Most SF co-ops have a recovery rate of 100 per cent on loans from own sources, but delinquencies on ADBL loans are higher. However, this should be attributed to the unpredictability of ADBL policies because it regularly offers rebates on delinquent loans to salvage them which has, however, only encouraged more delinquencies. The SFCL programme has been on retreat historically due mainly to the Maoist insurgency. Compared to 622 VDCs covered by the Small Farmer Development Project, the precursor of the SFCL, at present it is limited to only 228 VDCs. However, the External Project Progress Review of 2003 conducted by German and Nepali experts hailed the programme as being “probably one of the most successful” — if not the most successful - poverty alleviation programme in Nepal that had “dramatically changed the fortunes of many small farmer members for the better”.

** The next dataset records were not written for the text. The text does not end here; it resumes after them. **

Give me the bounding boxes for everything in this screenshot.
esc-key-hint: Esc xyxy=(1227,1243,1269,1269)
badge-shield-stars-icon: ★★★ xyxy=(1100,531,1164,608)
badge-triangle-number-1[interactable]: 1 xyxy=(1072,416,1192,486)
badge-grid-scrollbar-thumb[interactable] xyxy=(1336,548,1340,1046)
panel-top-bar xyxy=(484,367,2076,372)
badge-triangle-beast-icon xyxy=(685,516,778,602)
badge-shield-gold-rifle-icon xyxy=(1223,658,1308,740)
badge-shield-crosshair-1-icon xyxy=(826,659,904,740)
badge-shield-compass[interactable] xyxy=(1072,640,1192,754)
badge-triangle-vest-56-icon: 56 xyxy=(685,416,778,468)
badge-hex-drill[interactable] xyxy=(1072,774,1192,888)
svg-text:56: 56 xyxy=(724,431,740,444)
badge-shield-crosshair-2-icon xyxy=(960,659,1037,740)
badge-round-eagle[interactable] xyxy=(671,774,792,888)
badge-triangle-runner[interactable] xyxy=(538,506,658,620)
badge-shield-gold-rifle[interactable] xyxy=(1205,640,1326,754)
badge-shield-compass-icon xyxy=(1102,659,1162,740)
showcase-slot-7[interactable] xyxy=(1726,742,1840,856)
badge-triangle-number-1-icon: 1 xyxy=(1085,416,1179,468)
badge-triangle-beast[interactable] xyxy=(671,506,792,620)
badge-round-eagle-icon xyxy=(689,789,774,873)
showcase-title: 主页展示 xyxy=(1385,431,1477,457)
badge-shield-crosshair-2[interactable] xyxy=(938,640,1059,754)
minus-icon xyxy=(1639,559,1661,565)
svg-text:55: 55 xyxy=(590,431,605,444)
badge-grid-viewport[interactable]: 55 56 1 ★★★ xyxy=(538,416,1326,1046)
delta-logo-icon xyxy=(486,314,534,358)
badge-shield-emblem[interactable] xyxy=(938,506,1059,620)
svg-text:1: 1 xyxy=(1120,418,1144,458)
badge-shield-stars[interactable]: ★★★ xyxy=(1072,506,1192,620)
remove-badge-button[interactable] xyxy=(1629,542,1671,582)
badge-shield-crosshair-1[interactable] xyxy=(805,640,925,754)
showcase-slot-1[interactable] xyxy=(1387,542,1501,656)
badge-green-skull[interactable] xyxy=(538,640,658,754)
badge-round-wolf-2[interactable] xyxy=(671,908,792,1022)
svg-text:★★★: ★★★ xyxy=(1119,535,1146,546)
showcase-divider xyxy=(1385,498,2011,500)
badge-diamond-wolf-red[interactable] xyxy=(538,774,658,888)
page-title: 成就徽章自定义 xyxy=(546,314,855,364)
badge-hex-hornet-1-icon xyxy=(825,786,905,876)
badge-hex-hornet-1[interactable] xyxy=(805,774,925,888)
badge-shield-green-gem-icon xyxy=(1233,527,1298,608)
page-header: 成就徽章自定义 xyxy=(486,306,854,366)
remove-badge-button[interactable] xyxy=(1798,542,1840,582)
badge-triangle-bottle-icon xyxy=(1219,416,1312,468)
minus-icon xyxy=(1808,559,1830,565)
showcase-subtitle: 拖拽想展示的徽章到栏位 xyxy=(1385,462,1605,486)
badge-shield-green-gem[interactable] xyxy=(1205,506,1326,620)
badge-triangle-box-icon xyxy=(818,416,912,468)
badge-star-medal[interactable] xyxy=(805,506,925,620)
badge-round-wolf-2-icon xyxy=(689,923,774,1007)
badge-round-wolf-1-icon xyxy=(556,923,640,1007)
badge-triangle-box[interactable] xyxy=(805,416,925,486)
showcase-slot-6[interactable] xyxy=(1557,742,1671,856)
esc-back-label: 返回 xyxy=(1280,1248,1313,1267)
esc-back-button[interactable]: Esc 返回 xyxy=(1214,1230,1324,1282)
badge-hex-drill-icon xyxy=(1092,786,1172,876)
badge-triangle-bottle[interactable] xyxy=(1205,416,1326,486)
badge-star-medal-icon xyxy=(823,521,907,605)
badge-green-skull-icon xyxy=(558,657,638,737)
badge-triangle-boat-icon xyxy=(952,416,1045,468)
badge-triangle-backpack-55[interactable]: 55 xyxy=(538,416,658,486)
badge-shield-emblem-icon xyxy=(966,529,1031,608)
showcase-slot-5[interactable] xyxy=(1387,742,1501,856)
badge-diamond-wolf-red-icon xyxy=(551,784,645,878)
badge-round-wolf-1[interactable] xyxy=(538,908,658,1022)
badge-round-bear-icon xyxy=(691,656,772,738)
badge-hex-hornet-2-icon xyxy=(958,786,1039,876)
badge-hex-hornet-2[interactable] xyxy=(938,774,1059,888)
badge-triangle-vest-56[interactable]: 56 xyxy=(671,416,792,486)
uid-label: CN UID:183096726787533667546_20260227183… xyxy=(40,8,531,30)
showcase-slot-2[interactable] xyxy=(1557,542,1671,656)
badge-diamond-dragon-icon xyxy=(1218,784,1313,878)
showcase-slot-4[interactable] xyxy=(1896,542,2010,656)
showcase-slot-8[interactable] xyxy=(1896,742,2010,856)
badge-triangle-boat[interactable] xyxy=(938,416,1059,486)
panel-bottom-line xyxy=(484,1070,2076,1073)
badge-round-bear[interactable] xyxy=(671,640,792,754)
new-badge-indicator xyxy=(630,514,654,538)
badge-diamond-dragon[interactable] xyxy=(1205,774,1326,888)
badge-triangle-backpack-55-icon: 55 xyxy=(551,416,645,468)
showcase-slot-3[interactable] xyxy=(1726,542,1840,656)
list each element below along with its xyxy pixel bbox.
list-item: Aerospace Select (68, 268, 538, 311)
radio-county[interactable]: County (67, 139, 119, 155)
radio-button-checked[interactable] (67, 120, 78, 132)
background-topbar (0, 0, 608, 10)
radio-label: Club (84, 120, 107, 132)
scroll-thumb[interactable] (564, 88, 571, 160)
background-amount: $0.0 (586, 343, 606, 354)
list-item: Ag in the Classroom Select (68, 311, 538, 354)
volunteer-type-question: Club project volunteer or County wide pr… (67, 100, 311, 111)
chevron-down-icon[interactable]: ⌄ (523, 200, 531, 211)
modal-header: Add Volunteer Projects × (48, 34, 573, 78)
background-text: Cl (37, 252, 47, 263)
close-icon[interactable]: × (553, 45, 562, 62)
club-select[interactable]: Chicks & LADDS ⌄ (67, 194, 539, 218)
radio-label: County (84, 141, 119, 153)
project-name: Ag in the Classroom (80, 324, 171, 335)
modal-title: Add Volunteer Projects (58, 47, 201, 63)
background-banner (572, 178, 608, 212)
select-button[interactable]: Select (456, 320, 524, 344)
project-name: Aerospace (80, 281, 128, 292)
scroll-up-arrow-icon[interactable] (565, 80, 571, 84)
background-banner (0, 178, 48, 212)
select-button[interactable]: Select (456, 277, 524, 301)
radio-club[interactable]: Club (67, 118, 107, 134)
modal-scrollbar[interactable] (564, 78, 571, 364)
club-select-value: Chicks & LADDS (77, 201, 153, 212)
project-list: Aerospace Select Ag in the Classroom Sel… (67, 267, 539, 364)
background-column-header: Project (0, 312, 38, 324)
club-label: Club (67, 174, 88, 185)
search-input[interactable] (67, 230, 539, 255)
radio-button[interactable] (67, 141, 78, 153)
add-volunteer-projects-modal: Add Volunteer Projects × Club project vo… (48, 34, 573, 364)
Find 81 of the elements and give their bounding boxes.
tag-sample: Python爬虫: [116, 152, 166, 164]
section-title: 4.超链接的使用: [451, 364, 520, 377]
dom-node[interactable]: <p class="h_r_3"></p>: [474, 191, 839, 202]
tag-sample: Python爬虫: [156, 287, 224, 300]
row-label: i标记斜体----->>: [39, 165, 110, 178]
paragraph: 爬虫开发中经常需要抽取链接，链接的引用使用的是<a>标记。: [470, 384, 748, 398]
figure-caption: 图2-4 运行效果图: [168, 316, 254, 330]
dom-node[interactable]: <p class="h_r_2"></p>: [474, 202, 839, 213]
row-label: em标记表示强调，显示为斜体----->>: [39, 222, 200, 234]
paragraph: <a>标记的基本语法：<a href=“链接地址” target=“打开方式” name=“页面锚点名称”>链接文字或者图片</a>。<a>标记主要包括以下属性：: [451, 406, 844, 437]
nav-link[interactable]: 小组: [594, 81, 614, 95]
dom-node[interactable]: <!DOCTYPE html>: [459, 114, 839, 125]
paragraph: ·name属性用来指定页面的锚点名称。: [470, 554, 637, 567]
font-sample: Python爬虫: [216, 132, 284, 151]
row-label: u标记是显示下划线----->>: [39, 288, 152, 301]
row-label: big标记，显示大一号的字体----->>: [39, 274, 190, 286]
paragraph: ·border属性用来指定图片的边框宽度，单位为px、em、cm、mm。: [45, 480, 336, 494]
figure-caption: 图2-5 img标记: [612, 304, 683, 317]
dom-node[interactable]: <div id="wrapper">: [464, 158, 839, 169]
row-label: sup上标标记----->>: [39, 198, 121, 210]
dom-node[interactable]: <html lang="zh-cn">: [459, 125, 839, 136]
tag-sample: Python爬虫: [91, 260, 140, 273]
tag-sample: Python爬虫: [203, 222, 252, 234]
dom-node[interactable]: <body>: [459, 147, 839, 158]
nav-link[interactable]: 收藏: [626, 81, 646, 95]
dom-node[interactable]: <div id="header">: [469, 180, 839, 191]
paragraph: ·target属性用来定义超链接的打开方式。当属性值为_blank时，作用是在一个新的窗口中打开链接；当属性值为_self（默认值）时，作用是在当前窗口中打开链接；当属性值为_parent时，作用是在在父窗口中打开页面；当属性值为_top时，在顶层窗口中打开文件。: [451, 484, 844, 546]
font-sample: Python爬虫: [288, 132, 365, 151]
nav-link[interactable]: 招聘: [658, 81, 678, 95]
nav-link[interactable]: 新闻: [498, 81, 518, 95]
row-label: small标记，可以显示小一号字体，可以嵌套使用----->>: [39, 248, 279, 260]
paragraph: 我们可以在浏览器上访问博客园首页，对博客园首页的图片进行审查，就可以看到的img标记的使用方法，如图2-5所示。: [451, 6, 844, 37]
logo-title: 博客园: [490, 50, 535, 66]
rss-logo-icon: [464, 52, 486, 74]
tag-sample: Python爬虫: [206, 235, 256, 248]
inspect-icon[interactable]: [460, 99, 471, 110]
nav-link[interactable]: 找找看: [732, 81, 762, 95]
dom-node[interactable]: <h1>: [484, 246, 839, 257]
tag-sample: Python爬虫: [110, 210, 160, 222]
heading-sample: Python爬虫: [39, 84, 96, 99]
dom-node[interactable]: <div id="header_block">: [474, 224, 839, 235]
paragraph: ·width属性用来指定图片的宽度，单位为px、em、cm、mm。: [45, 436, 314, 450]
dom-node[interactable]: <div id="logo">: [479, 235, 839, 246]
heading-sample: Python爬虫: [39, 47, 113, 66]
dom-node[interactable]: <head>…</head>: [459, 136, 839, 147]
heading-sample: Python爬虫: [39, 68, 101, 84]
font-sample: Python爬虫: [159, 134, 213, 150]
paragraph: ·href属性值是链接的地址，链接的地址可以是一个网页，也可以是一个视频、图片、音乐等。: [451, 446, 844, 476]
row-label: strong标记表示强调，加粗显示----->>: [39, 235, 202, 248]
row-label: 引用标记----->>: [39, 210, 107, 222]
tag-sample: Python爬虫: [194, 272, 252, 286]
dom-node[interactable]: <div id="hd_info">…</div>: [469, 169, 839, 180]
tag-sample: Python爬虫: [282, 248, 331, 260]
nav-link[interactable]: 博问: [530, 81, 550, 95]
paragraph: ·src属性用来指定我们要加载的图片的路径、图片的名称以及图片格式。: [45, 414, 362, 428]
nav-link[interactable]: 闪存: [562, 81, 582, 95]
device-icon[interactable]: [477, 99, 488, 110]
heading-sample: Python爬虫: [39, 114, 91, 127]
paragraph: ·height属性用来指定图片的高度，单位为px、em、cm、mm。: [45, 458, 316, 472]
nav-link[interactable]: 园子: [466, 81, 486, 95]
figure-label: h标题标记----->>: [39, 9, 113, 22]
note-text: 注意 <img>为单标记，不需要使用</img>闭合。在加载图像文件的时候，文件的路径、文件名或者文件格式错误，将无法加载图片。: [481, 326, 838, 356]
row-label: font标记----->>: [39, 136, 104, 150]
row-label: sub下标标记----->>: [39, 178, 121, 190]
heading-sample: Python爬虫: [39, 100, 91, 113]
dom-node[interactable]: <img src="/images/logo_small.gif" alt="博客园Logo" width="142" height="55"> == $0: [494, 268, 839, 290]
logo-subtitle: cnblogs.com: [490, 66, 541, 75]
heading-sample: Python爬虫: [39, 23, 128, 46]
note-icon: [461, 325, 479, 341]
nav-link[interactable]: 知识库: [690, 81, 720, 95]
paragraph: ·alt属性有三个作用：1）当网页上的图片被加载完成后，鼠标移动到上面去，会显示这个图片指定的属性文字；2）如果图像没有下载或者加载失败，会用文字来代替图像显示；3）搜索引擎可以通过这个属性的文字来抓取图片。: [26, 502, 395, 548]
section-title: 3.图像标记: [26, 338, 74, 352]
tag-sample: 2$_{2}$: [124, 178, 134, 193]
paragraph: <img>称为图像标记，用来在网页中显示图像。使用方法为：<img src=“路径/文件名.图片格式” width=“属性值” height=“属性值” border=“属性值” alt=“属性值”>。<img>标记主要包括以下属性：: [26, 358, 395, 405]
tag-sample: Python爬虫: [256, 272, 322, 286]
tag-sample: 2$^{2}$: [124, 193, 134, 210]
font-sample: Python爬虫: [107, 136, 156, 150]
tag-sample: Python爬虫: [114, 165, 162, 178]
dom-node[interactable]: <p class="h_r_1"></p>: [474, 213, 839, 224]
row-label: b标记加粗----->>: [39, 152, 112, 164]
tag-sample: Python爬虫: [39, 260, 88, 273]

The co-ops were “sustainable, cost-efficient and owned” by the target people themselves, and functioned as “important and effective forums for social and economic development in the communities”. The review had recommended for its accelerated replication leading to “400 SFCLs with 400,000 households in four years” in the country. The latest inter-governmental consultations on Nepal German co-operation too had re-affirmed German support for the programme.

However, the new German head of the programme in the GTZ who took over soon after the external review had a different idea. He has lately submitted to the Finance Ministry a new proposal committing GTZ resources for urban employment instead, to be spent through the Chambers of Commerce and Industries, sending shock waves through the organisations working for SF development.

This raises many uncomfortable questions about the role of donor officials in the management of foreign aid in Nepal. First, how could an individual donor official moot a proposal that flies in the face of all previous recommendations and commitments? Secondly, on what grounds did the donor organisation, the GTZ, endorse such a departure that blatantly seeks to undermine its own commitments and findings of the study it had funded?

Thirdly, while donors are to work with their government counterparts within the latter’s priorities, how could one donor official take the license to bring it to the Finance Ministry directly? And finally, where does the so-called National Planning Commission stand in this respect?